The treatment of the minority Catholic Church in Myanmar has “worsened dramatically” as the conflict has progressed.

The army’s crackdown in Loikaw has been replicated in other areas of the country where ethnic resistance groups have long been active. In the predominantly Christian state of Chin, churches, parish building sites and schools have been frequently targeted.

According to the Chin Human Rights Organization, cited by the U.C.A. News agency, since the February 2021 coup, at least 100 religious sites, including 55 Christian institutions, have been destroyed in aerial and artillery attacks by government forces. Many Buddhist temples have also been hit by government forces.

“The destruction of Christian churches is deliberate to inflict psychological trauma on a specific religious and cultural community. They are not collateral damage,” Salai Za Uk Ling, deputy executive director of the Chin Human Rights Organization, told U.C.A. News.

The humanitarian aid official believes that despite gross imbalances in military capacity and resources, the armed resistance to the generals has been growing in strength. The Tatmadaw’s “indiscriminate artillery and bombing” seems to have only energized well-established ethnic army opposition, he said.

But the official doubts that the recent battlefield successes by opposition forces will be enough to compel the junta to negotiate the release of prisoners and the restoration of democratic order. “The generals waging this war,” he said, “live in a scarcely imaginable cocoon, sheltered from everyday reality.” According to the aid official, that alternative reality “is propped up by trade, financial and materiel support from China, and to a lesser extent Thailand.”

In a sign of its weakening tactical position against the regional ethnic forces arrayed against it, the Myanmar’s ruling council recently announced plans to reinstate military conscription.

He notes that the Association of Southeast Asian Nations has been entirely ineffective in pressing for an end to the conflict—too many member states are themselves led by military oligarchies to be able to credibly admonish Myanmar’s generals. The official believes it has become increasingly clear that “China calls the shots” in the region. That was demonstrated in January when Chinese officials brokered a cease-fire to allow safe passage for Chinese nationals who had been caught up in a human trafficking scam in northern Myanmar.

The church in Myanmar, the aid official said, wishes to be regarded by all sides “as a force for mediation and peace-building.” Its consistent “presence and witness” may bear fruit eventually, he said, “but realism suggests this will not happen in the immediate future.”

An opportunity may be close, however.
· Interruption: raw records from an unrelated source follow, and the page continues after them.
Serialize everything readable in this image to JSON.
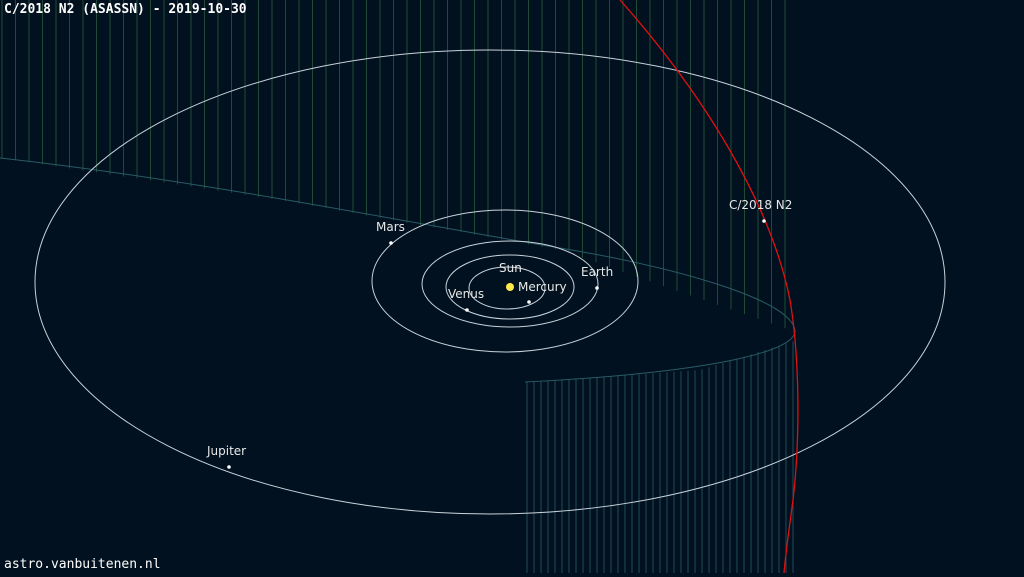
{
  "header": {
    "title": "C/2018 N2 (ASASSN) - 2019-10-30"
  },
  "footer": {
    "credit": "astro.vanbuitenen.nl"
  },
  "colors": {
    "background": "#01111f",
    "orbit": "#c9d2da",
    "comet_orbit": "#e01010",
    "hatch_above": "#1f4a35",
    "hatch_below": "#1f4a5a",
    "sun": "#ffe94a",
    "label": "#e8e8e8"
  },
  "bodies": {
    "sun": "Sun",
    "mercury": "Mercury",
    "venus": "Venus",
    "earth": "Earth",
    "mars": "Mars",
    "jupiter": "Jupiter",
    "comet": "C/2018 N2"
  }
}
In a sign of its weakening tactical position against the regional ethnic forces arrayed against it, the ruling council recently announced plans to reinstate military conscription. The draft will likely prove a source of tension with the broader public and perhaps an opportunity to begin a dialogue toward a peaceful resolution to the crisis.

The opposition National Unity Government urged the public not to comply with the law in a statement on Feb. 12. “It is clear that the military junta, having suffered significant and humiliating defeats across the country, is desperate,” the statement said. “It now seeks to force Myanmar civilians to fight and to serve as human shields in a horrific war of its own making against its own people.”

In a statement on Jan. 28, Pope Francis said, “For three years now the cry of pain and the din of weapons have taken the place of the smile that characterizes the people of Myanmar.” He said he joined Myanmar’s bishops in a prayer that “the weapons of destruction may be transformed into instruments to grow in humanity and justice.”

The pope, who visited Myanmar and Bangladesh in 2017, also remembered in his statement the suffering of Rohingya Muslims. They had been driven out of northern Myanmar by Tatmadaw and irregular militias into Bangladesh in 2017.

The pope appealed for humanitarian aid for both the Rohingya and for communities dislocated by war in Myanmar. He urged an end to a conflict that began with the generals’ claims of fraud after a free election had once again endorsed Aung San Suu Kyi’s leadership—a feat the generals have never been able to achieve themselves.